Hebrews 11:5 says clearly: "Before his [Enoch's] translation he had this testimony, that he pleased God." What was it about Enoch that pleased God so much? It was that his walk with God produced in him the kind of faith God loves. These two verses cannot be separated: "Before his [Enoch's] translation he had this testimony, that he pleased God. But without faith it is impossible to please him" (Hebrews 11:5-6).

We hear this latter verse often, but rarely in connection with the former. Yet throughout the Bible and all of history those who walked closely with God became men and women of deep faith. If the church is walking with God daily, communing with him continually, the result will be a people full of faith—true faith that pleases God.

All around Enoch, mankind grew increasingly ungodly. Yet as men changed into wild beasts full of lust, hardness and sensuality, Enoch became more and more like the One with whom he walked.

"By faith Enoch was translated." This is an incredible truth, almost beyond our comprehension. All of Enoch's faith was focused on the one great desire of his heart: to be with the Lord. And God translated him in answer to his faith. Enoch could no longer bear to stand behind the veil; he just had to see the Lord.

Our brother Enoch had no Bible, no songbook, no fellow member, no teacher, no indwelling Holy Spirit, no rent veil with access to the Holy of Holies. But he knew God!

"He that cometh to God must believe that he is, and that he is a rewarder of them that diligently seek him" (Hebrews 11:6). How do we know that Enoch believed God was a rewarder? Because we know that is the only faith that pleases God—and we know that Enoch pleased him! God is a recompenser, a remunerator, that is, one who pays well for faithfulness. How does the Lord reward his diligent ones?

There are three important rewards that come by believing God and walking with him in faith.

1. The first reward is God's control of our lives. The person who neglects the Lord soon spins out of control as the devil moves in and takes over. If only he would fall in love with Jesus, walking and talking with him! God would soon show him that Satan has no real dominion over him and this person would quickly allow Christ to control him.

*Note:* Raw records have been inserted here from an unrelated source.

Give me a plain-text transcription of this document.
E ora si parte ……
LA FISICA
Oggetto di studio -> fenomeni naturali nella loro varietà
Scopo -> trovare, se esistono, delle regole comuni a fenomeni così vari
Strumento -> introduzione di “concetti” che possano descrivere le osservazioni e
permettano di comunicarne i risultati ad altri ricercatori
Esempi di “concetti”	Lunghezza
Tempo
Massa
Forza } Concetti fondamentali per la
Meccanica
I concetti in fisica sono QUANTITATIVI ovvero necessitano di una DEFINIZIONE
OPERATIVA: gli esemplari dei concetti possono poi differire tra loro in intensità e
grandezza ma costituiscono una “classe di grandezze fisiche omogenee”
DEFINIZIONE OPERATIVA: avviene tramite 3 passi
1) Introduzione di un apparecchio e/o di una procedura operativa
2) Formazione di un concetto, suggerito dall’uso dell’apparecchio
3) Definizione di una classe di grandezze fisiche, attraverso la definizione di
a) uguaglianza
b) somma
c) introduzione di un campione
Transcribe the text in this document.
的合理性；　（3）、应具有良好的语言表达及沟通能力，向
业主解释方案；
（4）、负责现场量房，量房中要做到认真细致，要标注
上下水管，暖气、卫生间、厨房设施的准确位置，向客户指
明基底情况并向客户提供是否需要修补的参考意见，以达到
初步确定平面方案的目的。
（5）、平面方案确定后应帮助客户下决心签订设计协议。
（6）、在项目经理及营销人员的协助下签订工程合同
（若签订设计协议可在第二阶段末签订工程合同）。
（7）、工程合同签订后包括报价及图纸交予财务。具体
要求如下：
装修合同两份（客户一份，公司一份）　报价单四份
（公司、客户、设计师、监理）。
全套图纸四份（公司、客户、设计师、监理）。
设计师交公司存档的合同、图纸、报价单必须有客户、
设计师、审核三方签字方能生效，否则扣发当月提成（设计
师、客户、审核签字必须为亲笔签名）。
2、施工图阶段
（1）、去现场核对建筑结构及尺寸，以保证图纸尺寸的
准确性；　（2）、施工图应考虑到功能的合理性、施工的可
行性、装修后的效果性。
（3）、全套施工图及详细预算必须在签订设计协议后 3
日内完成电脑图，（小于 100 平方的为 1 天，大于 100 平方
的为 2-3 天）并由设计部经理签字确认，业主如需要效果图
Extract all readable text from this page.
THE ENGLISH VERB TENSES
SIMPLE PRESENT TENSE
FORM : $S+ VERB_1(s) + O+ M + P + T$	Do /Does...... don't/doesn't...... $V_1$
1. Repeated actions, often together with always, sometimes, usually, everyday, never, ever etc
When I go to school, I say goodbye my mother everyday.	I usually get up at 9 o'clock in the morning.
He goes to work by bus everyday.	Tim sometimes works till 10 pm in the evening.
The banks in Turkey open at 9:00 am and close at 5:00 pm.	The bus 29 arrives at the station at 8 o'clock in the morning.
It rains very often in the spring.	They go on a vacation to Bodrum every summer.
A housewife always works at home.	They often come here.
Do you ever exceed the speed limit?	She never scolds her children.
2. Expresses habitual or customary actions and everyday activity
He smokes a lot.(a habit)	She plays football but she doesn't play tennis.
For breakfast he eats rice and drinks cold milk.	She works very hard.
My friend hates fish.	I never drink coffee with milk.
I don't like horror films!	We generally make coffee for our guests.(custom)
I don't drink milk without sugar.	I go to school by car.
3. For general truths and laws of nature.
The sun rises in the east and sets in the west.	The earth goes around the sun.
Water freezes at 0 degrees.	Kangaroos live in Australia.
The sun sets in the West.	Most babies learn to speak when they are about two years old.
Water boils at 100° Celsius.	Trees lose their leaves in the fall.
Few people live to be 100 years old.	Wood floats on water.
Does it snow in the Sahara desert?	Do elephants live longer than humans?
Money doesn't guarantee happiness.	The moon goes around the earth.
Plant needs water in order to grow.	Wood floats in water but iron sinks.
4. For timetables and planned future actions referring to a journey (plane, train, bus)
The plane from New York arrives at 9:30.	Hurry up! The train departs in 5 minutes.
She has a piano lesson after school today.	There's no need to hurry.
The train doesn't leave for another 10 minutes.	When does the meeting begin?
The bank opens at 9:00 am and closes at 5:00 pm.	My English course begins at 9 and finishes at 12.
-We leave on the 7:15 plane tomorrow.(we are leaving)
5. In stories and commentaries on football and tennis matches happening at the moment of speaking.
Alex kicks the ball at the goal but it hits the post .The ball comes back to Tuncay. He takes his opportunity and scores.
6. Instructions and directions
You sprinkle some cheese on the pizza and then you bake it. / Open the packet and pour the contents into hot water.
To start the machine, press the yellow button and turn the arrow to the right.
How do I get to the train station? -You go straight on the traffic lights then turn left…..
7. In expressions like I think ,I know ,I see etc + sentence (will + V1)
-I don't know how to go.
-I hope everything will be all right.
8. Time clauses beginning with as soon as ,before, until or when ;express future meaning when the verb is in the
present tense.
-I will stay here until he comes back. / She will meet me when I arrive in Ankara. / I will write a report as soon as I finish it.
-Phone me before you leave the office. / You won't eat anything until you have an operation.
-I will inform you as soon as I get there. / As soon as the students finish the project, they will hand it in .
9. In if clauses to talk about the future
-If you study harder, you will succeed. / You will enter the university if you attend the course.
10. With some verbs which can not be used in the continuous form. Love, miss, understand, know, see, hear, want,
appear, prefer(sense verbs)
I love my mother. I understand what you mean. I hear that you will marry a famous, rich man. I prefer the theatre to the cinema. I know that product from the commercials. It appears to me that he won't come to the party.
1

2. The second reward that comes by faith is having "pure light." When we walk with the Lord, we are rewarded with light, direction, discernment, revelation—a certain "knowing" that God gives us.

3. The third reward that comes with a walk of faith is protection from all our enemies. "No weapon that is formed against thee shall prosper" (Isaiah 54:17). In the original Hebrew, this verse is translated as: "No plan, no instrument of destruction, no satanic artillery shall push you or run over you, but it will be done away with."